L’ami, Tiffany Tavernier, Sabine Wespieser, 2021, 262 pages
Un samedi matin, branle-bas de combat chez les voisins, des gendarmes débarquent et arrêtent le couple. Tout est raconté du point de vue de Thierry, le voisin et ami, qui tombe des nues.
Très vite, on apprend que ce fameux voisin était un serial killer, qu’il avait violenté et tué un certain nombre de jeunes filles, là, sous les yeux de Thierry et sa femme, sans qu’ils ne s’aperçoivent de rien. Le choc.
Ce sera le début d’une longue descente aux enfers pour Thierry et Elizabeth.

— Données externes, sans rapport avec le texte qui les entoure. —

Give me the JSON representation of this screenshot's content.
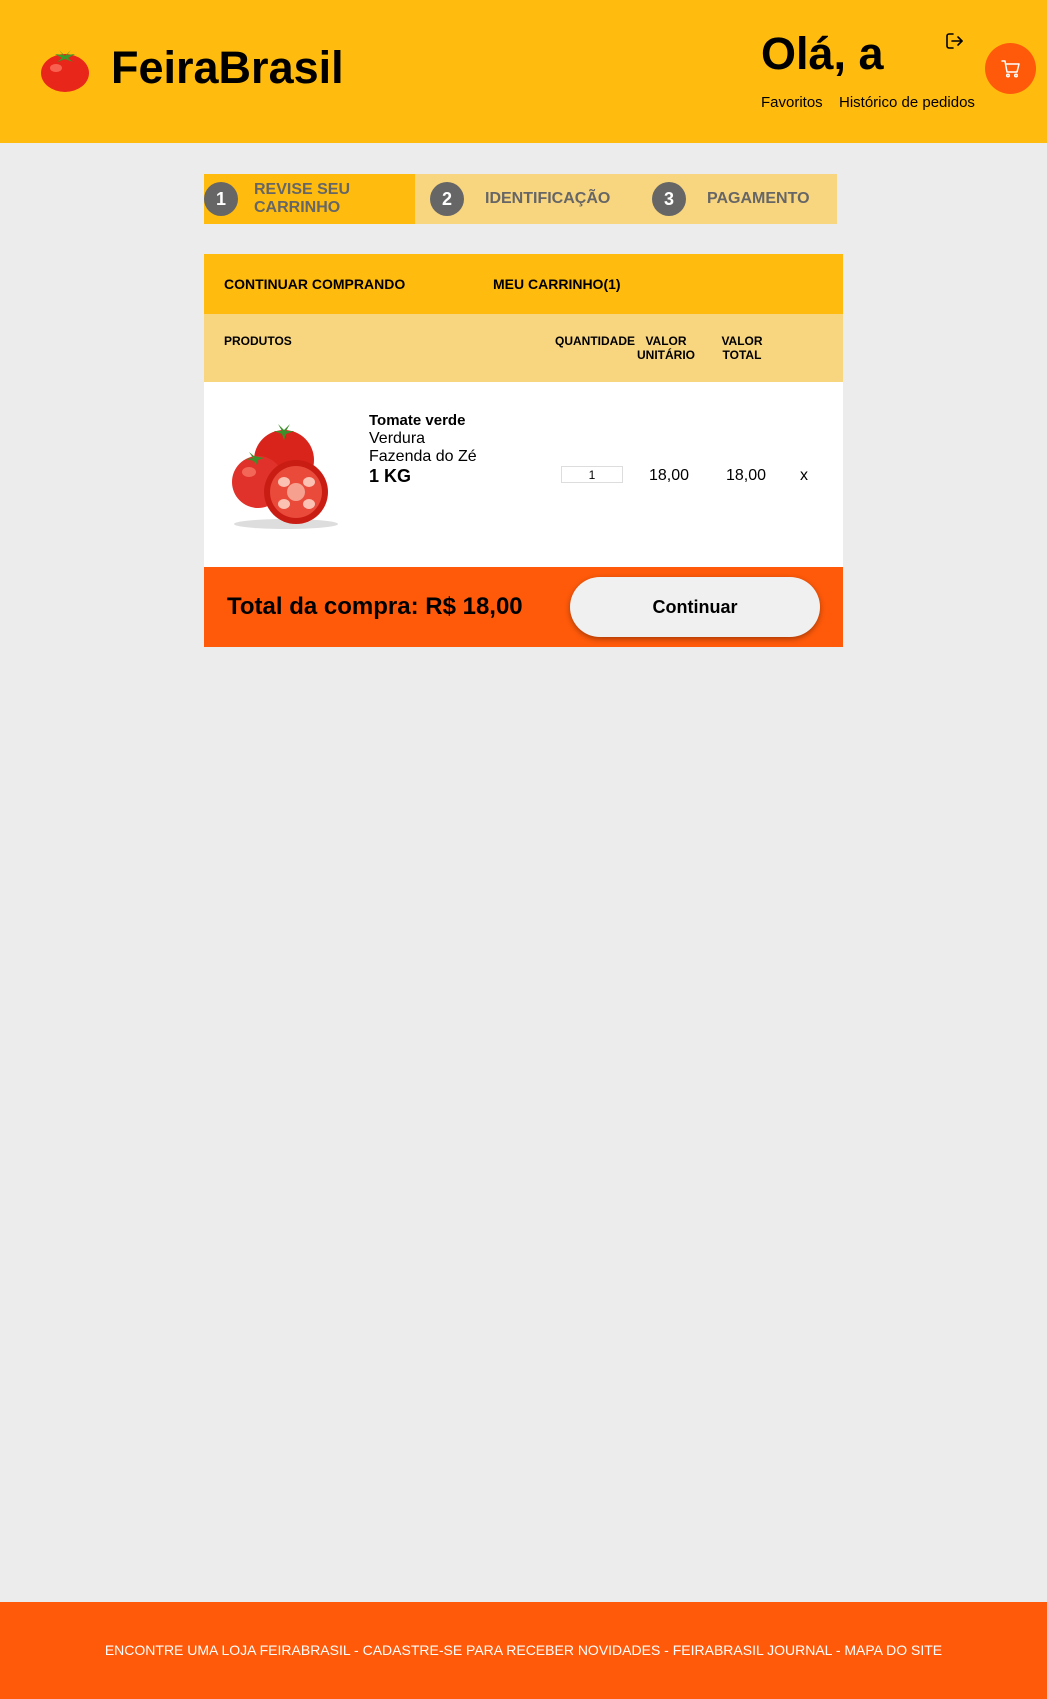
{
  "header": {
    "brand": "FeiraBrasil",
    "greeting": "Olá, a",
    "links": {
      "favorites": "Favoritos",
      "order_history": "Histórico de pedidos"
    },
    "icons": {
      "logo": "tomato-icon",
      "logout": "logout-icon",
      "cart": "cart-icon"
    }
  },
  "steps": [
    {
      "number": "1",
      "label": "REVISE SEU CARRINHO",
      "active": true
    },
    {
      "number": "2",
      "label": "IDENTIFICAÇÃO",
      "active": false
    },
    {
      "number": "3",
      "label": "PAGAMENTO",
      "active": false
    }
  ],
  "cart": {
    "continue_shopping": "CONTINUAR COMPRANDO",
    "my_cart": "MEU CARRINHO(1)",
    "columns": {
      "products": "PRODUTOS",
      "quantity": "QUANTIDADE",
      "unit_value": "VALOR UNITÁRIO",
      "total_value": "VALOR TOTAL"
    },
    "items": [
      {
        "name": "Tomate verde",
        "category": "Verdura",
        "farm": "Fazenda do Zé",
        "unit": "1 KG",
        "quantity": "1",
        "unit_value": "18,00",
        "total_value": "18,00",
        "remove": "x"
      }
    ],
    "total_label": "Total da compra: R$ 18,00",
    "continue_button": "Continuar"
  },
  "footer": {
    "text": "ENCONTRE UMA LOJA FEIRABRASIL - CADASTRE-SE PARA RECEBER NOVIDADES - FEIRABRASIL JOURNAL - MAPA DO SITE"
  },
  "colors": {
    "header_bg": "#ffbc0f",
    "step_bar_bg": "#f8d57f",
    "accent_orange": "#ff5a0a",
    "page_bg": "#ececec"
  }
}
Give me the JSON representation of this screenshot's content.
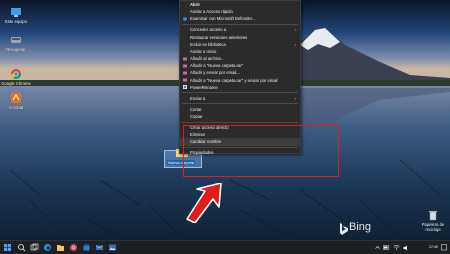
{
  "desktop_icons": [
    {
      "label": "Este equipo",
      "icon": "computer-icon"
    },
    {
      "label": "Recuperar",
      "icon": "disk-icon"
    },
    {
      "label": "Google Chrome",
      "icon": "chrome-icon"
    },
    {
      "label": "Acrobat",
      "icon": "acrobat-icon"
    },
    {
      "label": "Papelera de reciclaje",
      "icon": "recycle-bin-icon"
    }
  ],
  "context_menu": {
    "items": [
      {
        "label": "Abrir",
        "bold": true
      },
      {
        "label": "Anclar a Acceso rápido"
      },
      {
        "label": "Examinar con Microsoft Defender...",
        "icon": "defender-icon"
      },
      {
        "sep": true
      },
      {
        "label": "Conceder acceso a",
        "submenu": true
      },
      {
        "label": "Restaurar versiones anteriores"
      },
      {
        "label": "Incluir en biblioteca",
        "submenu": true
      },
      {
        "label": "Anclar a Inicio"
      },
      {
        "label": "Añadir al archivo...",
        "icon": "winrar-icon"
      },
      {
        "label": "Añadir a \"Nueva carpeta.rar\"",
        "icon": "winrar-icon"
      },
      {
        "label": "Añadir y enviar por email...",
        "icon": "winrar-icon"
      },
      {
        "label": "Añadir a \"Nueva carpeta.rar\" y enviar por email",
        "icon": "winrar-icon"
      },
      {
        "label": "PowerRename",
        "icon": "powerrename-icon"
      },
      {
        "sep": true
      },
      {
        "label": "Enviar a",
        "submenu": true
      },
      {
        "sep": true
      },
      {
        "label": "Cortar"
      },
      {
        "label": "Copiar"
      },
      {
        "sep": true
      },
      {
        "label": "Crear acceso directo"
      },
      {
        "label": "Eliminar"
      },
      {
        "label": "Cambiar nombre"
      },
      {
        "sep": true
      },
      {
        "label": "Propiedades"
      }
    ],
    "submenu_arrow": "›"
  },
  "folder": {
    "name": "Nueva carpeta"
  },
  "bing": {
    "label": "Bing"
  },
  "taskbar": {
    "time": "17:40",
    "date": "",
    "pinned": [
      "start-icon",
      "search-icon",
      "task-view-icon",
      "edge-icon",
      "explorer-icon",
      "chrome-icon",
      "store-icon",
      "mail-icon",
      "photos-icon"
    ]
  },
  "colors": {
    "menu_bg": "#2b2b2b",
    "highlight_box": "#e21b1b",
    "arrow": "#e21b1b",
    "taskbar": "#1c1f24"
  }
}
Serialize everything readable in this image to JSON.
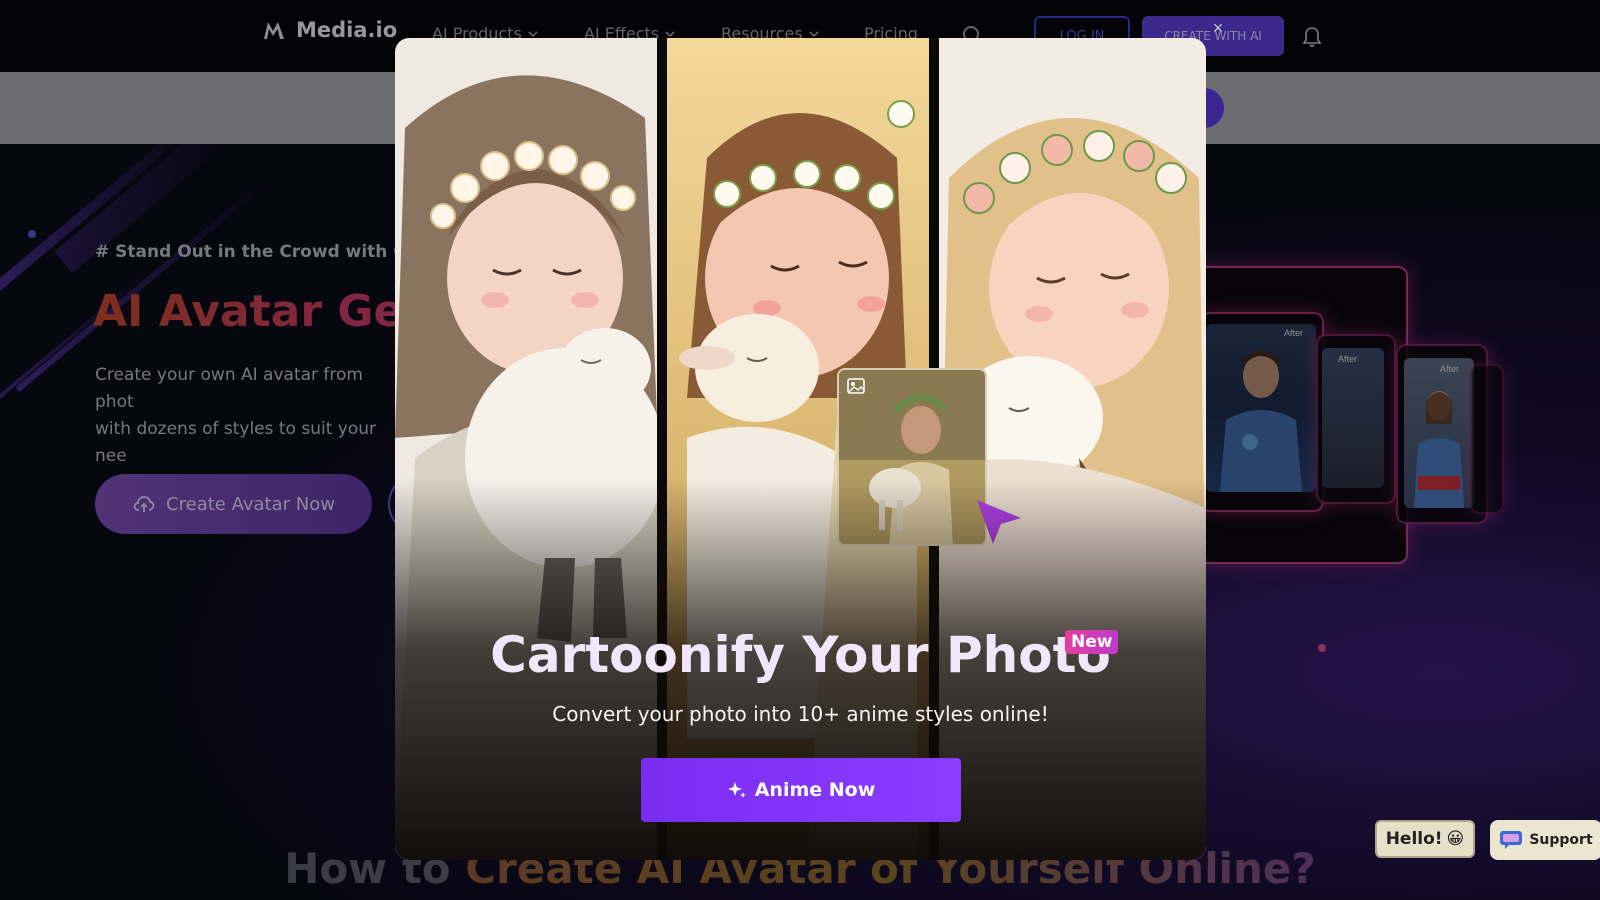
{
  "nav": {
    "brand": "Media.io",
    "items": [
      {
        "label": "AI Products",
        "has_dropdown": true
      },
      {
        "label": "AI Effects",
        "has_dropdown": true
      },
      {
        "label": "Resources",
        "has_dropdown": true
      },
      {
        "label": "Pricing",
        "has_dropdown": false
      }
    ],
    "login_label": "LOG IN",
    "create_label": "CREATE WITH AI",
    "icons": [
      "logo-icon",
      "chevron-down-icon",
      "search-icon",
      "bell-icon"
    ]
  },
  "hero": {
    "kicker": "# Stand Out in the Crowd with Our",
    "title": "AI Avatar Ger",
    "description_line1": "Create your own AI avatar from phot",
    "description_line2": "with dozens of styles to suit your nee",
    "cta_label": "Create Avatar Now",
    "cta_icon": "cloud-upload-icon",
    "preview_tags": [
      "After",
      "After",
      "After"
    ]
  },
  "section": {
    "heading_part1": "How to ",
    "heading_part2": "Create AI Avatar of Yourself Online?"
  },
  "modal": {
    "title": "Cartoonify Your Photo",
    "badge": "New",
    "subtitle": "Convert your photo into 10+ anime styles online!",
    "cta_label": "Anime Now",
    "cta_icon": "sparkle-icon",
    "close_label": "×"
  },
  "widgets": {
    "hello_label": "Hello!",
    "hello_emoji": "😀",
    "support_label": "Support"
  },
  "colors": {
    "nav_bg": "#050508",
    "accent_purple": "#7a2cf0",
    "hero_title_start": "#c2472b",
    "hero_title_end": "#c93a6b",
    "preview_border": "#c23a8e",
    "badge_pink": "#e0409a"
  }
}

Et si l’on pense, au début du roman, que l’explosion de leur couple est liée à cette morbide révélation, on s’apercevra bien vite qu’il n’en est rien. Le malaise avait commencé bien avant. Cet événement dramatique révélera au grand jour les failles de toujours. Thierry est un taiseux, il n’arrive pas à exprimer ses émotions, ses sentiments, l’image qu’on lui renvoie de lui ne correspond pas à ce qu’il pense être, le décalage est énorme et incompréhensible, ça va le faire sombrer.
Comment peut-on ne pas voir que son ami est un dangereux individu ? Comment peut-on partager autant de moments complices avec quelqu’un sans se rendre compte qu’il est un être profondément mauvais ? Et qu’est-ce que cela signifie ?
Quand on est dans l’ignorance d’un fait, on ne prête aucune attention aux détails, et lorsque ce fait se révèle, on revit alors les rencontres, les paroles, les événements à l’aune de cette découverte, et là, on tombe de haut, on comprend à quel point on a été berné, et ça fait mal, très mal.
Comment reprendre pied quand les médias harcèlent ? Quand tout part à vau-l’eau, et qu’il ne nous reste que les souvenirs, que le monde intérieur pour essayer de se reconstruire…
Le désarroi de cet homme est bouleversant. Si j’ai eu un peu de mal au début du roman avec les phrases très brèves, trop sèches, j’ai été complètement emportée dans le tourbillon des phrases plus longues qui embrassaient les pensées de Thierry, son désarroi, son incompréhension, sa solitude intérieure extrême.
C’est un roman que j’ai lu quasiment d’une traite. D’ordinaire les livres que j’avale trop rapidement, je les oublie aussi vite. Celui-ci, quelques semaines après, a laissé une empreinte, des images et des sentiments forts.